When the counselor negotiates their debt, creditors don’t want to see the client making it rain Benjamins at the club the next month.
The creditor is extending a good-faith opportunity to the borrower with the understanding that they have a plan to pay off their debts and intend to stick to it.
How Long Does a Debt Management Plan Last?
Debt management plan terms depend on the amount of debt to be paid and the financial capacity of each client.
Debt management plans are not a quick fix, and clients should expect to be in their plan for years, with 3 to 5 years being the average.
Who Offers Debt Management Plans?
Borrowers interested in a debt management plan should seek out a credit counselor to assist them in this process.
Credit Counseling Agencies
- Non-Profits: These agencies are not free, but they are more interested in helping clients pay down their debt without worrying about the bottom line. These agencies are typically Nationally registered, and the fees associated with the debt management plan are nominal. Non-profit agencies also place a large importance on financial counseling and education so that this is a life-long solution.
- For-Profit Companies: While for-profit consumer credit counselors are trying to help borrowers pay their debts, they are also concerned about making money for their business too. These for-profit companies will have higher associated fees and be less concerned with the education portion of the client’s financial practices reformation.
Alternatives to Debt Management Plans
Debt management plans are not a borrower’s only choice for finding a way out from underneath their debt. Debt management plans are just one option.
Debt Consolidation Loans
Borrowers with good to excellent credit may find that debt consolidation loans are the cheapest and easiest way to make debt less overwhelming.
These loans allow borrowers to take the new loan to pay off all the old debts. The new loan consolidates all of the debt into one payment with a clear repayment plan and end date.
Bankruptcy is a last-ditch effort but an important one if a borrower does not have the income to ever pay off their bills.
Bankruptcy is a legal process that requires the borrower to file under Chapter 7 or Chapter 13 in a federal court.
Bankruptcy comes with the attorney and court fees, but if granted, debt is completely forgiven. The major downside to bankruptcy is the impact on financial futures.
Bankruptcy stays on credit reports for up to 10 years and can impact everything from renting a residence to job prospects.
Borrowers should proceed with caution when considering a debt settlement plan. These plans are offered by for-profit companies and involve the company renegotiating client debt with the creditors.
They will ask for the lender to accept a lump sum less than what clients owe to reduce their overall burden.
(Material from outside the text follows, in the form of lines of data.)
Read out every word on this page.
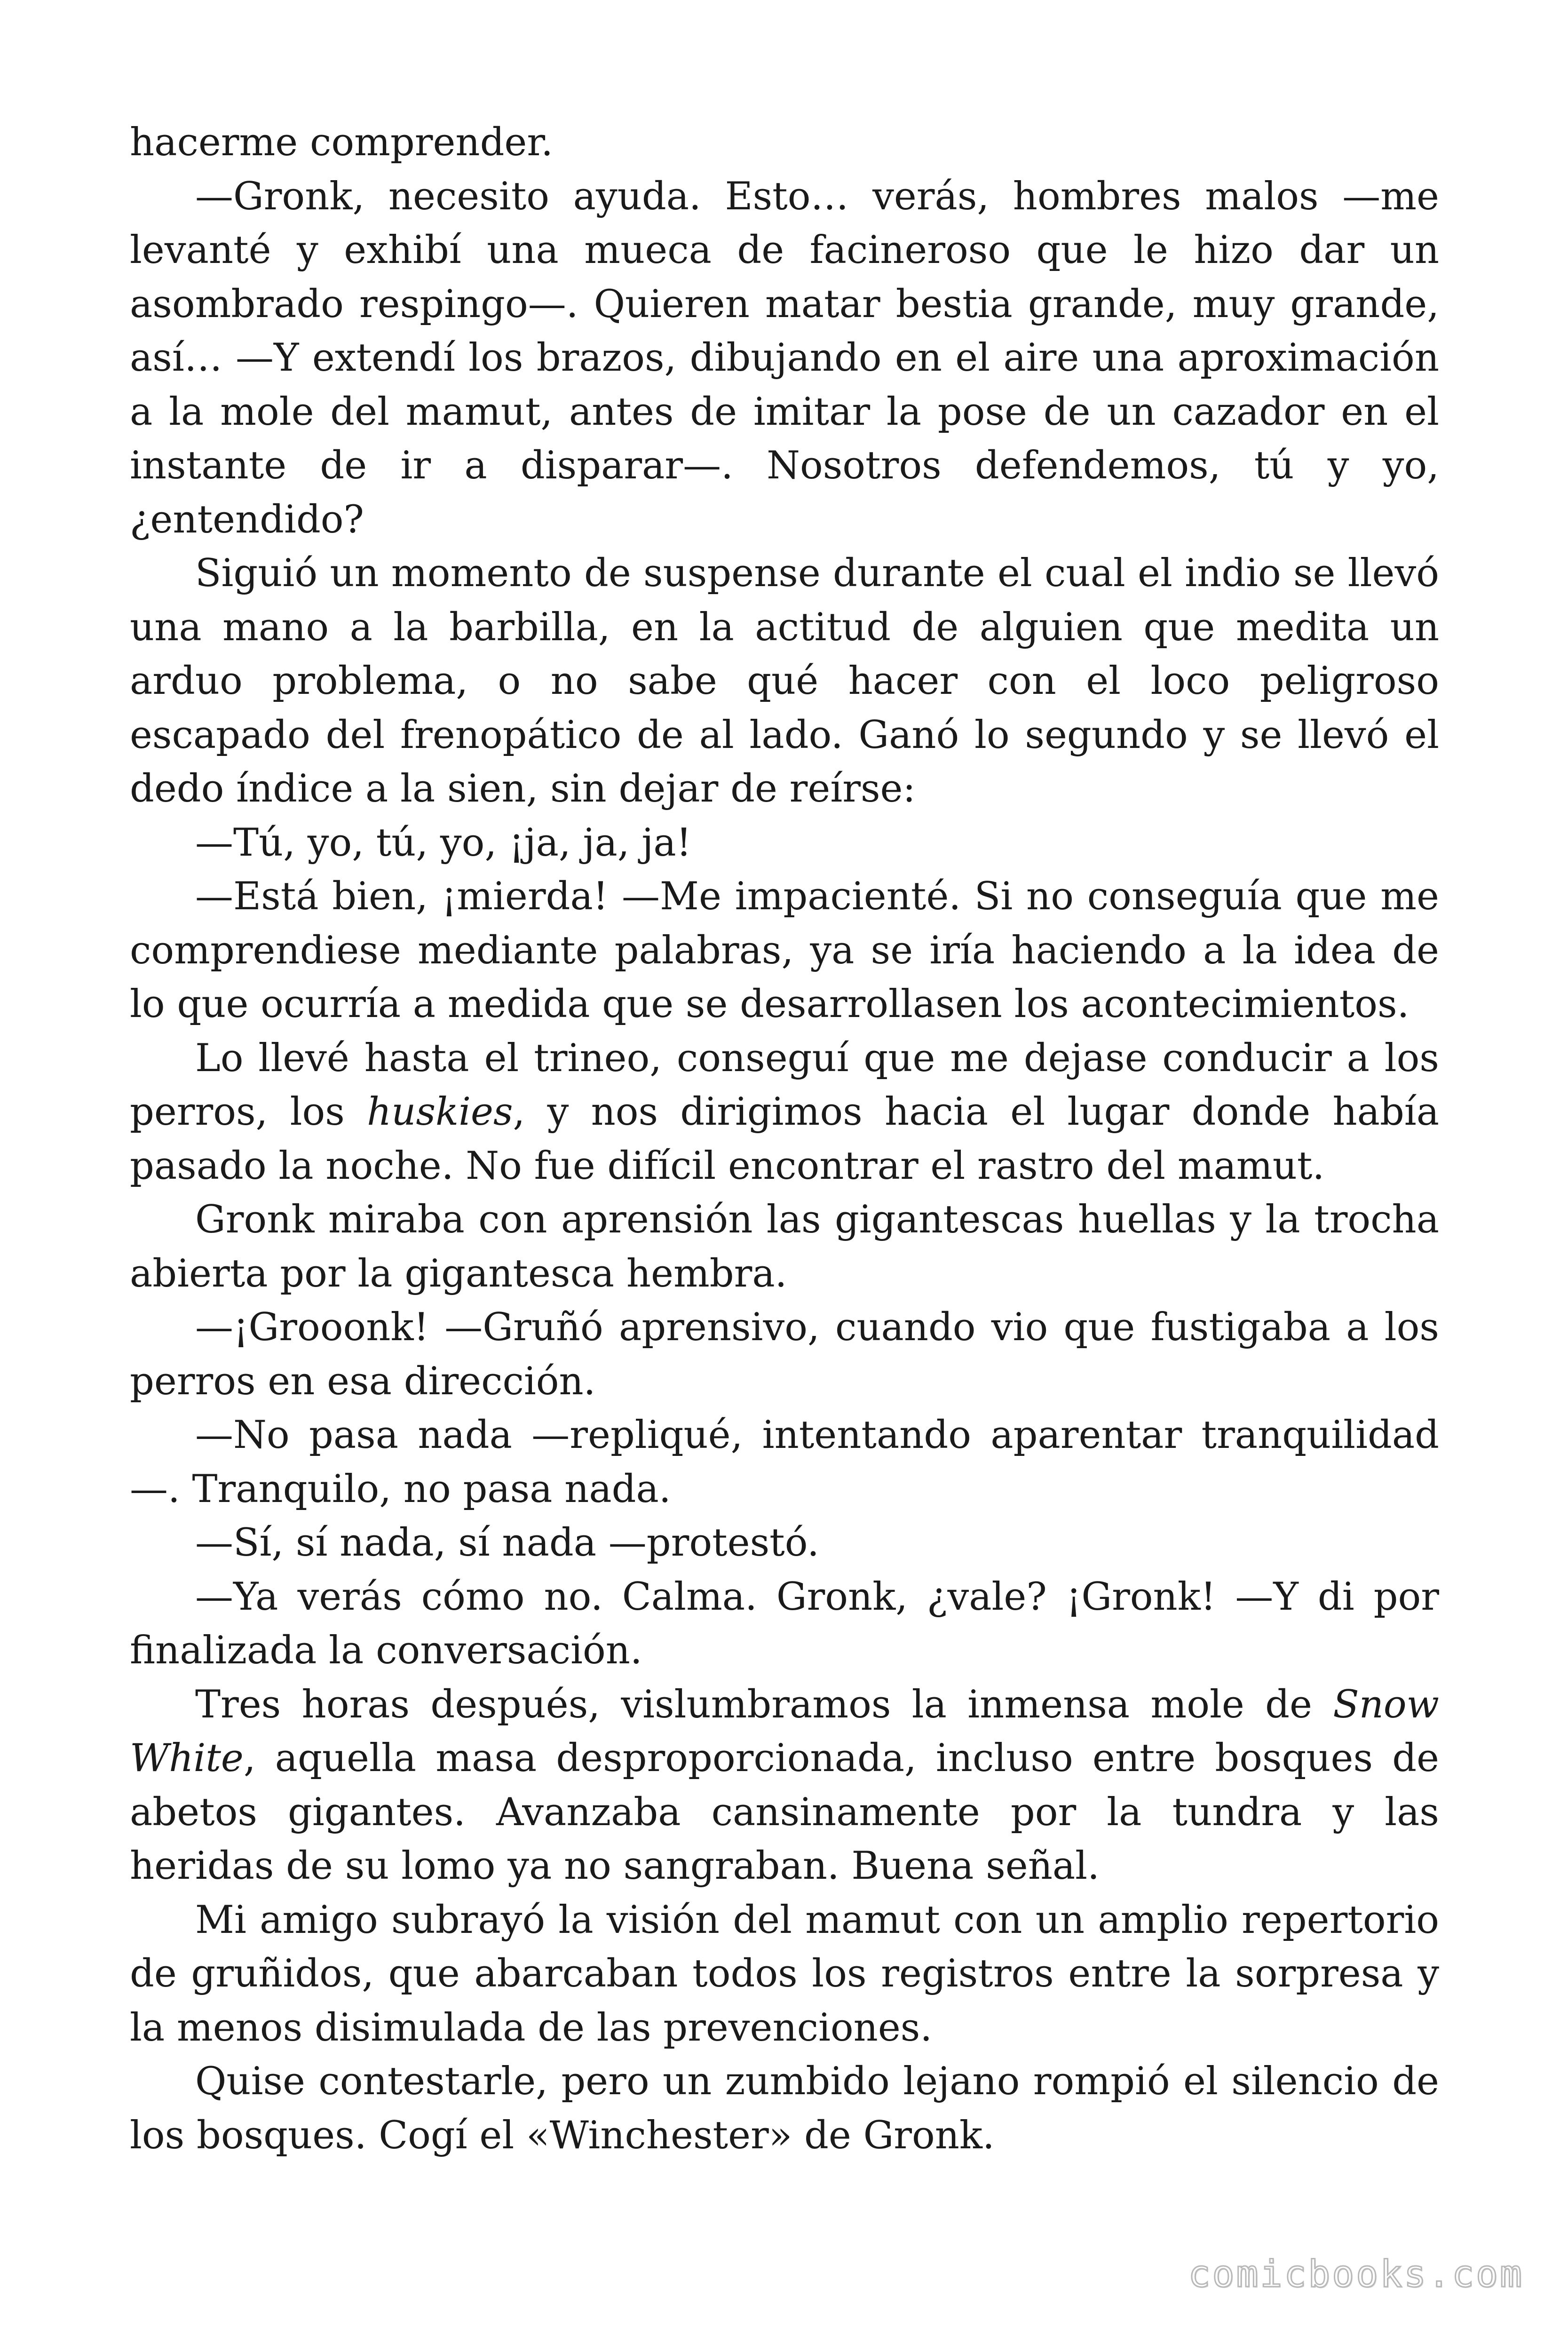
hacerme comprender.

—Gronk, necesito ayuda. Esto… verás, hombres malos —me levanté y exhibí una mueca de facineroso que le hizo dar un asombrado respingo—. Quieren matar bestia grande, muy grande, así… —Y extendí los brazos, dibujando en el aire una aproximación a la mole del mamut, antes de imitar la pose de un cazador en el instante de ir a disparar—. Nosotros defendemos, tú y yo, ¿entendido?

Siguió un momento de suspense durante el cual el indio se llevó una mano a la barbilla, en la actitud de alguien que medita un arduo problema, o no sabe qué hacer con el loco peligroso escapado del frenopático de al lado. Ganó lo segundo y se llevó el dedo índice a la sien, sin dejar de reírse:

—Tú, yo, tú, yo, ¡ja, ja, ja!

—Está bien, ¡mierda! —Me impacienté. Si no conseguía que me comprendiese mediante palabras, ya se iría haciendo a la idea de lo que ocurría a medida que se desarrollasen los acontecimientos.

Lo llevé hasta el trineo, conseguí que me dejase conducir a los perros, los huskies, y nos dirigimos hacia el lugar donde había pasado la noche. No fue difícil encontrar el rastro del mamut.

Gronk miraba con aprensión las gigantescas huellas y la trocha abierta por la gigantesca hembra.

—¡Grooonk! —Gruñó aprensivo, cuando vio que fustigaba a los perros en esa dirección.

—No pasa nada —repliqué, intentando aparentar tranquilidad —. Tranquilo, no pasa nada.

—Sí, sí nada, sí nada —protestó.

—Ya verás cómo no. Calma. Gronk, ¿vale? ¡Gronk! —Y di por finalizada la conversación.

Tres horas después, vislumbramos la inmensa mole de Snow White, aquella masa desproporcionada, incluso entre bosques de abetos gigantes. Avanzaba cansinamente por la tundra y las heridas de su lomo ya no sangraban. Buena señal.

Mi amigo subrayó la visión del mamut con un amplio repertorio de gruñidos, que abarcaban todos los registros entre la sorpresa y la menos disimulada de las prevenciones.

Quise contestarle, pero un zumbido lejano rompió el silencio de los bosques. Cogí el «Winchester» de Gronk.

comicbooks.com
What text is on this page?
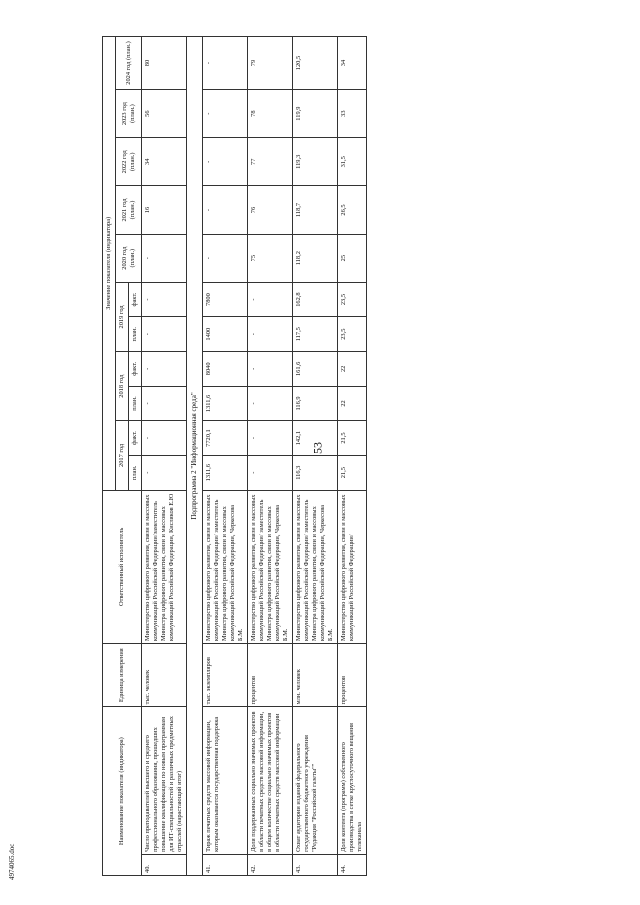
53
4974065.doc
Наименование показателя (индикатора)		Единица измерения	Ответственный исполнитель	Значение показателя (индикатора)										
				2017 год		2018 год		2019 год		2020 год (план.)	2021 год (план.)	2022 год (план.)	2023 год (план.)	2024 год (план.)
				план.	факт.	план.	факт.	план.	факт.					
40.	Число преподавателей высшего и среднего профессионального образования, прошедших повышение квалификации по новым программам для ИТ-специальностей и различных предметных отраслей (нарастающий итог)	тыс. человек	Министерство цифрового развития, связи и массовых коммуникаций Российской Федерации/заместитель Министра цифрового развития, связи и массовых коммуникаций Российской Федерации, Кисляков Е.Ю	-	-	-	-	-	-	-	16	34	56	80
Подпрограмма 2 "Информационная среда"														
41.	Тираж печатных средств массовой информации, которым оказывается государственная поддержка	тыс. экземпляров	Министерство цифрового развития, связи и массовых коммуникаций Российской Федерации/ заместитель Министра цифрового развития, связи и массовых коммуникаций Российской Федерации, Черкесова Б.М.	1311,6	7720,1	1311,6	8040	1400	7800	-	-	-	-	-
42.	Доля поддержанных социально значимых проектов в области печатных средств массовой информации, в общем количестве социально значимых проектов в области печатных средств массовой информации	процентов	Министерство цифрового развития, связи и массовых коммуникаций Российской Федерации/ заместитель Министра цифрового развития, связи и массовых коммуникаций Российской Федерации, Черкесова Б.М.	-	-	-	-	-	-	75	76	77	78	79
43.	Охват аудитории изданий федерального государственного бюджетного учреждения "Редакция "Российской газеты""	млн. человек	Министерство цифрового развития, связи и массовых коммуникаций Российской Федерации/ заместитель Министра цифрового развития, связи и массовых коммуникаций Российской Федерации, Черкесова Б.М.	116,3	142,1	116,9	161,6	117,5	162,8	118,2	118,7	119,3	119,9	120,5
44.	Доля контента (программ) собственного производства в сетке круглосуточного вещания телеканала	процентов	Министерство цифрового развития, связи и массовых коммуникаций Российской Федерации/	21,5	21,5	22	22	23,5	23,5	25	26,5	31,5	33	34
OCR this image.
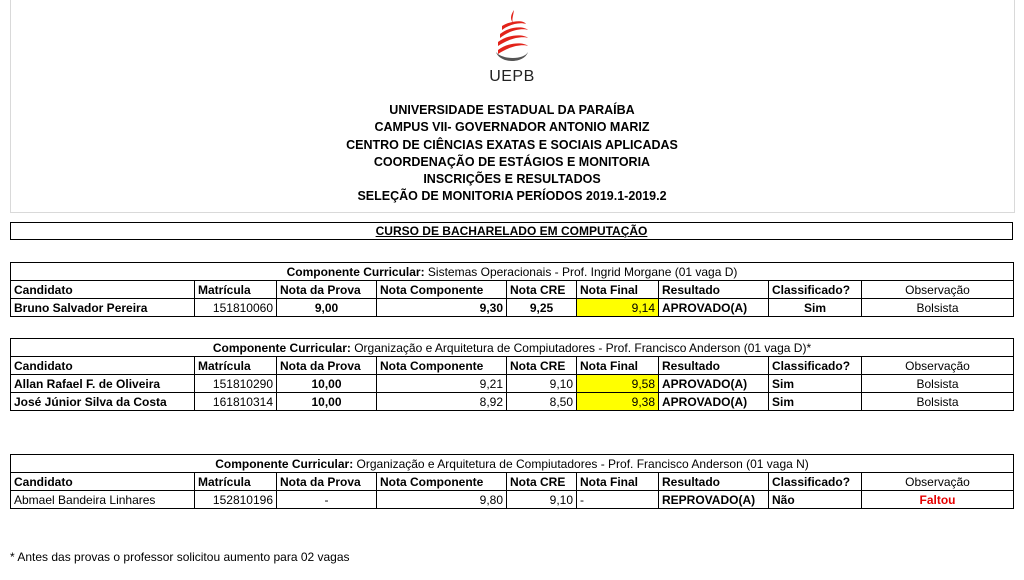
UEPB
UNIVERSIDADE ESTADUAL DA PARAÍBA
CAMPUS VII- GOVERNADOR ANTONIO MARIZ
CENTRO DE CIÊNCIAS EXATAS E SOCIAIS APLICADAS
COORDENAÇÃO DE ESTÁGIOS E MONITORIA
INSCRIÇÕES E RESULTADOS
SELEÇÃO DE MONITORIA PERÍODOS 2019.1-2019.2
CURSO DE BACHARELADO EM COMPUTAÇÃO
Componente Curricular: Sistemas Operacionais - Prof. Ingrid Morgane (01 vaga D)								
Candidato	Matrícula	Nota da Prova	Nota Componente	Nota CRE	Nota Final	Resultado	Classificado?	Observação
Bruno Salvador Pereira	151810060	9,00	9,30	9,25	9,14	APROVADO(A)	Sim	Bolsista
Componente Curricular: Organização e Arquitetura de Compiutadores - Prof. Francisco Anderson (01 vaga D)*								
Candidato	Matrícula	Nota da Prova	Nota Componente	Nota CRE	Nota Final	Resultado	Classificado?	Observação
Allan Rafael F. de Oliveira	151810290	10,00	9,21	9,10	9,58	APROVADO(A)	Sim	Bolsista
José Júnior Silva da Costa	161810314	10,00	8,92	8,50	9,38	APROVADO(A)	Sim	Bolsista
Componente Curricular: Organização e Arquitetura de Compiutadores - Prof. Francisco Anderson (01 vaga N)								
Candidato	Matrícula	Nota da Prova	Nota Componente	Nota CRE	Nota Final	Resultado	Classificado?	Observação
Abmael Bandeira Linhares	152810196	-	9,80	9,10	-	REPROVADO(A)	Não	Faltou
* Antes das provas o professor solicitou aumento para 02 vagas
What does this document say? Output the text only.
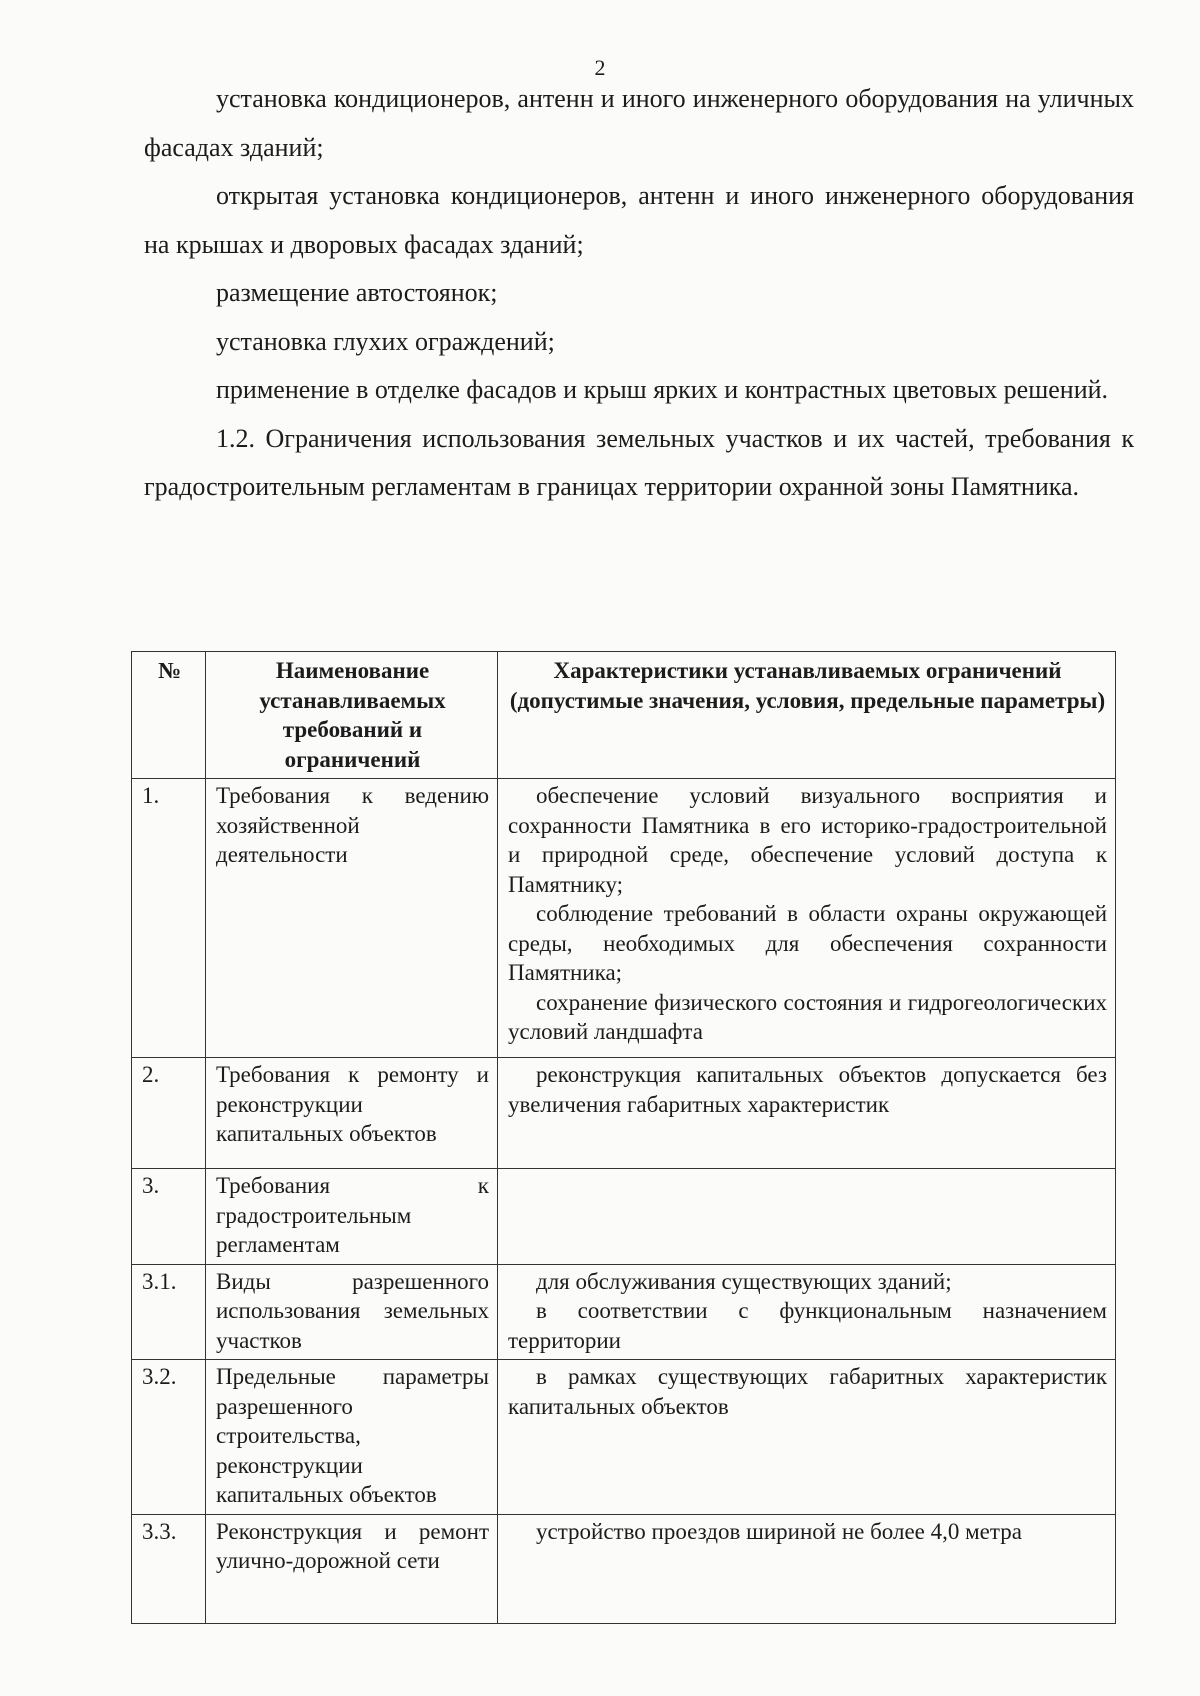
2

установка кондиционеров, антенн и иного инженерного оборудования на уличных фасадах зданий;

открытая установка кондиционеров, антенн и иного инженерного оборудования на крышах и дворовых фасадах зданий;

размещение автостоянок;

установка глухих ограждений;

применение в отделке фасадов и крыш ярких и контрастных цветовых решений.

1.2. Ограничения использования земельных участков и их частей, требования к градостроительным регламентам в границах территории охранной зоны Памятника.

№	Наименование устанавливаемых требований и ограничений	Характеристики устанавливаемых ограничений (допустимые значения, условия, предельные параметры)
1.	Требования к ведению хозяйственной деятельности	обеспечение условий визуального восприятия и сохранности Памятника в его историко-градостроительной и природной среде, обеспечение условий доступа к Памятнику;

соблюдение требований в области охраны окружающей среды, необходимых для обеспечения сохранности Памятника;

сохранение физического состояния и гидрогеологических условий ландшафта

2.	Требования к ремонту и реконструкции капитальных объектов	реконструкция капитальных объектов допускается без увеличения габаритных характеристик

3.	Требования к градостроительным регламентам	
3.1.	Виды разрешенного использования земельных участков	для обслуживания существующих зданий;

в соответствии с функциональным назначением территории

3.2.	Предельные параметры разрешенного строительства, реконструкции капитальных объектов	в рамках существующих габаритных характеристик капитальных объектов

3.3.	Реконструкция и ремонт улично-дорожной сети	устройство проездов шириной не более 4,0 метра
Borrowers will be expected to pay money to an escrow account that will eventually pay the lump sum owed to the creditors, and they will be asked not to make payments to the lender during this time.
This method can negatively affect the client’s credit score. Unfortunately, many predatory companies are offering this type of service.
Are Debt Management Plans Safe?
Depending on the consumer credit counseling agency and the borrower’s commitment, debt management plans can be safe or a colossally bad idea.
Borrowers who pick a reliable consumer credit agency and are willing to follow the program set forth by their counselor can see great success safely and measurably.
Who Are Debt Management Plans Best For?
Debt management plans are best for borrowers with the means to pay their minimum bills but are overwhelmed by the logistics of paying off debt.
Those entering into a debt management plan must also be ready to live a life without credit cards for the duration of their repayment.
Bottom Line: What Is a Debt Management Plan?
A debt management plan is the consolidation of debts into one simple monthly payment by a consumer credit counselor to reduce the debt burden for an individual.